The premise here is that the model runs fast and cheap. With the current state of the technology running a vending machine using an LLM is of course absurd. The point is that accuracy is not the only dimension that brings qualitative change to the kind of applications that LLMs are useful for.
Running a vending machine using an LLM is absurd not because we can't run LLMs fast or cheap enough - it's because LLMs are not reliable, and we don't know yet how to make them more reliable. Our best LLM - o3 - doubled the previous model (o1) hallucination rate. OpenAI says it hallucinated a wrong answer 33% of the time in benchmarks. Do you want a vending machine that screws up 33% of the time?

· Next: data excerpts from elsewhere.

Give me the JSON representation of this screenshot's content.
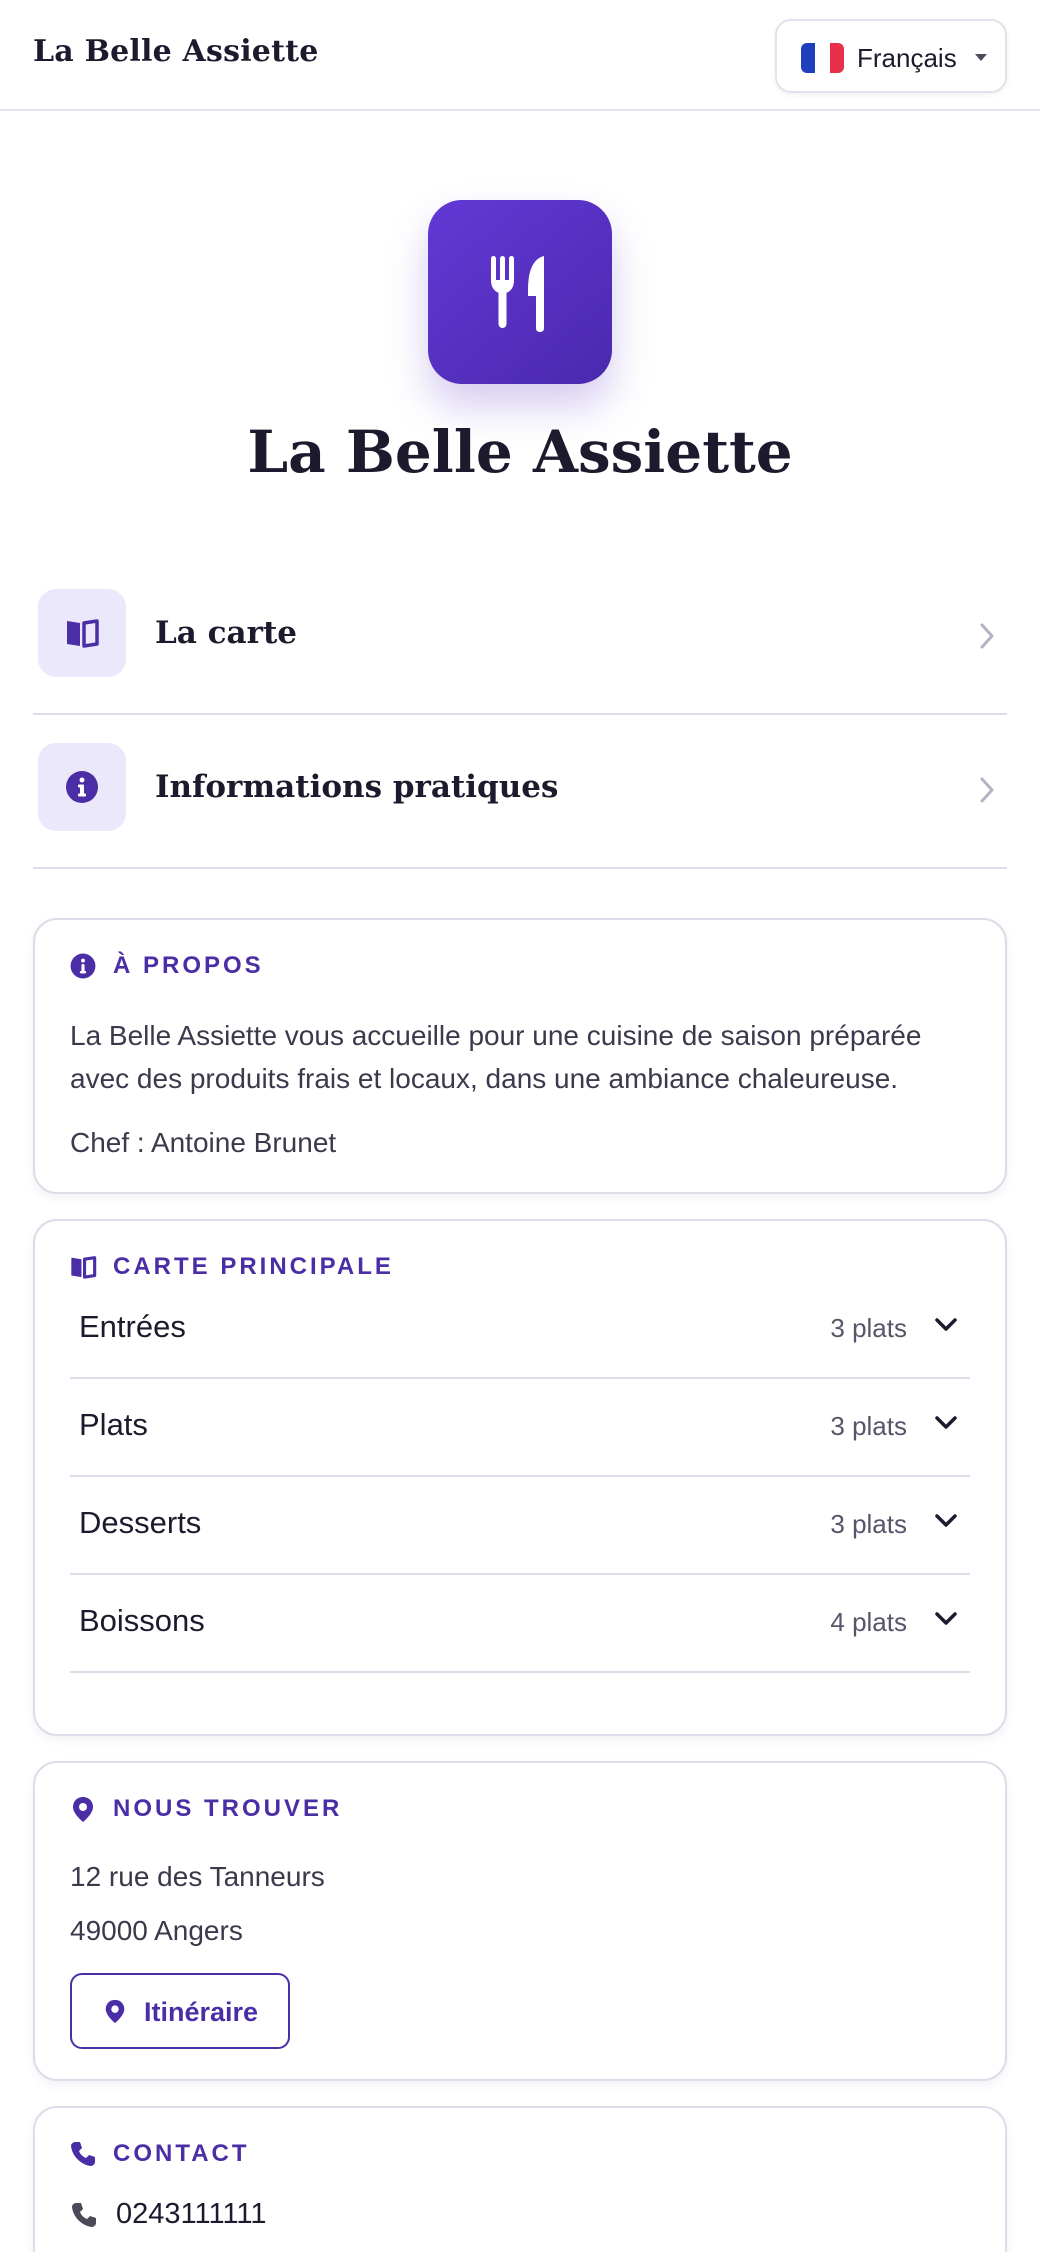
{
  "header": {
    "brand": "La Belle Assiette",
    "language": "Français"
  },
  "hero": {
    "title": "La Belle Assiette"
  },
  "nav": [
    {
      "label": "La carte",
      "icon": "book-icon"
    },
    {
      "label": "Informations pratiques",
      "icon": "info-icon"
    }
  ],
  "about": {
    "heading": "À PROPOS",
    "description_line1": "La Belle Assiette vous accueille pour une cuisine de saison préparée",
    "description_line2": "avec des produits frais et locaux, dans une ambiance chaleureuse.",
    "chef": "Chef : Antoine Brunet"
  },
  "menu": {
    "heading": "CARTE PRINCIPALE",
    "categories": [
      {
        "name": "Entrées",
        "count": "3 plats"
      },
      {
        "name": "Plats",
        "count": "3 plats"
      },
      {
        "name": "Desserts",
        "count": "3 plats"
      },
      {
        "name": "Boissons",
        "count": "4 plats"
      }
    ]
  },
  "location": {
    "heading": "NOUS TROUVER",
    "street": "12 rue des Tanneurs",
    "city": "49000 Angers",
    "route_button": "Itinéraire"
  },
  "contact": {
    "heading": "CONTACT",
    "phone": "0243111111"
  },
  "colors": {
    "accent": "#4b2ea6",
    "accent_light": "#ece8fb",
    "text": "#1c1b2e"
  }
}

Today, the accuracy of LLMs is by far a bigger concern (and a harder problem to solve) than its speed. If someone releases a model which is 10x slower than o3, but is 20% better in terms of accuracy, reliability, or some other metric of its output quality, I'd switch to it in a heartbeat (and I'd be ready to pay more for it). I can't wait until o3-pro is released.
Do you seriously think a typical contemporary LLM would screw up 33% of vending machine orders?
I don't know what benchmark you're looking at but I'm sure the questions in it were more complicated than the logic inside a vending machine.
Why don't you just try it out? It's easy to simulate, just tell the bot about the task and explain to it what actions to perform in different situations, then provide some user input and see if it works or not.